4 August 2017
With the World Athletic Championships starting in London today (Friday), the TUC is calling on bosses to be sympathetic to staff wanting to watch Team GB in action.
The TUC suggests that bosses should:
- Talk to their employees in advance about arrangements for events they want to see
- Arrange for their staff to watch the key events from the Championships somewhere on the company’s premises, if appropriate
- Allow staff to work from home on days when key events are happening
- Allow staff to work flexibly and to come in early or later to finish their shifts
- Be as flexible as possible with annual leave requests
Although there is just one session during that clashes with standard weekday working hours, more than one in five UK employees (5.8 million people) work evenings and weekends, when most sessions and the finals for events will be. And many of them will want to watch their sporting heroes in action.

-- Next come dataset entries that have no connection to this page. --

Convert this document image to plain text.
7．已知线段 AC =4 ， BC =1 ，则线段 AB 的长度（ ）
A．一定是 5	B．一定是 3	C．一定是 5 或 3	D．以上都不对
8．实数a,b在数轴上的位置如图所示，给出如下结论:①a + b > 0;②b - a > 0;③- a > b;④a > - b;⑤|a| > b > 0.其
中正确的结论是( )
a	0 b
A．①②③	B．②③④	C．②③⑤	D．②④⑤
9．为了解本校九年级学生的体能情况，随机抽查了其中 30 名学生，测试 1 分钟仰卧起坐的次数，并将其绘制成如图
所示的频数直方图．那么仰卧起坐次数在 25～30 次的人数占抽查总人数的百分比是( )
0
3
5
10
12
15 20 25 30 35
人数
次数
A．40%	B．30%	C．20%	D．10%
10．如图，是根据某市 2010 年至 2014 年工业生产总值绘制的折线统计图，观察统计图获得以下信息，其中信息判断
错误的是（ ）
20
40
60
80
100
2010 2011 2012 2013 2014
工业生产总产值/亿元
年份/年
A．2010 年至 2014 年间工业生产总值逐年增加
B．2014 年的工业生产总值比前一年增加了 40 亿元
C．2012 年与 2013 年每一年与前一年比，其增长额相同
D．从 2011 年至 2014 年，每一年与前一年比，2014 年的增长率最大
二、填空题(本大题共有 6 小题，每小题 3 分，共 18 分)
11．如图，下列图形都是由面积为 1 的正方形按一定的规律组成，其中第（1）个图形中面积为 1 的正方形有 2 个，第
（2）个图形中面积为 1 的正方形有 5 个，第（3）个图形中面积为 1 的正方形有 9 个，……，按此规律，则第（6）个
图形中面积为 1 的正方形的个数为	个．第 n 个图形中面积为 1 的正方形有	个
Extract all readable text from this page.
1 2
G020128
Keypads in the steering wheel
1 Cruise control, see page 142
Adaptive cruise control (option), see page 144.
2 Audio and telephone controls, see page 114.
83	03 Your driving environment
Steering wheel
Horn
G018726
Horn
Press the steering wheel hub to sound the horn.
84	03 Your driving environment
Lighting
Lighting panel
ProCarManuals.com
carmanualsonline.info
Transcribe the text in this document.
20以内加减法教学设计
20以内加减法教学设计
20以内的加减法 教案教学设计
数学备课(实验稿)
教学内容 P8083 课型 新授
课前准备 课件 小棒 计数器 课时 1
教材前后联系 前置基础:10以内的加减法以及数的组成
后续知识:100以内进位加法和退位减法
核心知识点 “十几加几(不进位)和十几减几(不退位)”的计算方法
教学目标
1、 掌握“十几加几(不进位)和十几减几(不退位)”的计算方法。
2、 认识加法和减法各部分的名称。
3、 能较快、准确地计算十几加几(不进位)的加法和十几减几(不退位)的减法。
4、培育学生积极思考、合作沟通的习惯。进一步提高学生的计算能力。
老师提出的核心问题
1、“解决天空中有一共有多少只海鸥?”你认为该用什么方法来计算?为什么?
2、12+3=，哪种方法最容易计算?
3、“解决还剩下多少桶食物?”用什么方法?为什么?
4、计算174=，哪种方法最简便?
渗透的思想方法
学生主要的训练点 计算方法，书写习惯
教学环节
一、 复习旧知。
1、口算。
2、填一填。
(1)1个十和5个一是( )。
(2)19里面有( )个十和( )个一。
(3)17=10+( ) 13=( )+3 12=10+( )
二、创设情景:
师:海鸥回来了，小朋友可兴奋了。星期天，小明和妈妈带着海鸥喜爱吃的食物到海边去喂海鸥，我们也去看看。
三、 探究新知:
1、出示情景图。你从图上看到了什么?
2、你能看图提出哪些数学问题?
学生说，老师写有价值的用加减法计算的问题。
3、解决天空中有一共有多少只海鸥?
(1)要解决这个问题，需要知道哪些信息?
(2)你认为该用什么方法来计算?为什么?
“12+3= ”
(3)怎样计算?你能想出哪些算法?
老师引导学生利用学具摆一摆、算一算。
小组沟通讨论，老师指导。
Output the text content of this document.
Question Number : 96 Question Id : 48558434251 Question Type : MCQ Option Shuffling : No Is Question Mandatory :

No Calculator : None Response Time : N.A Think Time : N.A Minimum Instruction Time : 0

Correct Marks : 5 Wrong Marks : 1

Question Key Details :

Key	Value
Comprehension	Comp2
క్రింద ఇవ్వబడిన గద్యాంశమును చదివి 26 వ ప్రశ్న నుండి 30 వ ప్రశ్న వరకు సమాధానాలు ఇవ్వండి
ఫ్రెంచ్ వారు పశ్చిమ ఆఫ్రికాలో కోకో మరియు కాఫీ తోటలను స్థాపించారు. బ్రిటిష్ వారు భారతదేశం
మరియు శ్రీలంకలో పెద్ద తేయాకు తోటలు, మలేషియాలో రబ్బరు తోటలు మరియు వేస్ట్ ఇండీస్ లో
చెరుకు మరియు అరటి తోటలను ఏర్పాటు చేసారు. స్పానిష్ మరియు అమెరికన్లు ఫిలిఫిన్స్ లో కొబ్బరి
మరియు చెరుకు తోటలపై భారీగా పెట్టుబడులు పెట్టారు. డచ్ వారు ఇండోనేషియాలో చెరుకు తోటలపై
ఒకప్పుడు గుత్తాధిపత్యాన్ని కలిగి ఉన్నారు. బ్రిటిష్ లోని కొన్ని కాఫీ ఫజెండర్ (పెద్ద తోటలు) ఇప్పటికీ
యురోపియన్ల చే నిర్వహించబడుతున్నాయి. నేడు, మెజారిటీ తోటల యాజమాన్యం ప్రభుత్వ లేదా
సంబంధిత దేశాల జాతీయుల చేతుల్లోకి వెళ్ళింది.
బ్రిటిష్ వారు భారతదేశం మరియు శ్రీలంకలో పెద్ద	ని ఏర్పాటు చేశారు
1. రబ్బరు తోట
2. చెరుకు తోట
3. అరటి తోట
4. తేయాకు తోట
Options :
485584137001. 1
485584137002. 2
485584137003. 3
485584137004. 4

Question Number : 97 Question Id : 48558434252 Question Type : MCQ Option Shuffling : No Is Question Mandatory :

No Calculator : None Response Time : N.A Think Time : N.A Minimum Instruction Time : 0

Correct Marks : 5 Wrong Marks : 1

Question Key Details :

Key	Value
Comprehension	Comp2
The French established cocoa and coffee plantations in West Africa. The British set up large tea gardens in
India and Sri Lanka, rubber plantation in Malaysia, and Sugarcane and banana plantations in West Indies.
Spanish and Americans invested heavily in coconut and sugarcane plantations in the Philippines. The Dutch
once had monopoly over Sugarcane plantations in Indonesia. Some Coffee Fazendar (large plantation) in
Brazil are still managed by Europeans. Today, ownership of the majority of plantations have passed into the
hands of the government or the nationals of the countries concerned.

The TUC has published advice for workers who want to ask their boss for flexibility to watch major sporting events (see notes).
The TUC believes that flexible working has real benefits for businesses and their workforces. Many bosses already recognise these benefits by operating flexitime, letting staff come in and go home early, or arrive later and leave later.
TUC General Secretary Frances O’Grady said: “Millions of workers around the UK will want to see Team GB in action at the World Championships.
“It’s sensible for bosses to talk to their staff about ideas for allowing them to watch important events. There are simple ways of making it possible like flexibility for break times, or making up the hours by working earlier or later than usual.
“Flexibility is a win-win for workers and bosses. It cuts absenteeism, and it raises productivity by keeping staff happy and motivated. Let’s hope there’s lots of wins for Team GB too!”
Notes to Editors:
- The TUC guidance for employees is available at worksmart.org.uk/work-rights/discipline-and-policies/watching-sport-work
- Event times: the Championship has both daytime and evening sessions. Some daytime sessions are during working days. Event finals are generally in the weekend or evening sessions. The BBC has an event schedule here: www.bbc.co.uk/sport/athletics/39166753
- Flexible working: Common types of flexible working include:
- Part-time working
- Flexitime – choosing when to work (with a core period during when you have to work)
- Annualised hours – when your hours are worked out over a year
- Compressed hours – working your agreed hours over fewer days
- Staggered hours – different starting, break and finishing times for employees in the same workplace
- Job sharing – sharing a job designed for one person with someone else
- The right to request flexible working: Anyone can ask their employer for flexible working patterns and many employers consider such requests sympathetically. Legally, the right to request flexible working is available to employees who have 26 weeks’ continuous service with an employer at the date that the application is made, and have not made a previous application under the new rights during the previous 12 months. Only employees qualify – not agency workers, and not those in the armed forces. Since 30 June 2014, you no longer need to have caring responsibilities in order to make your request to work flexibly.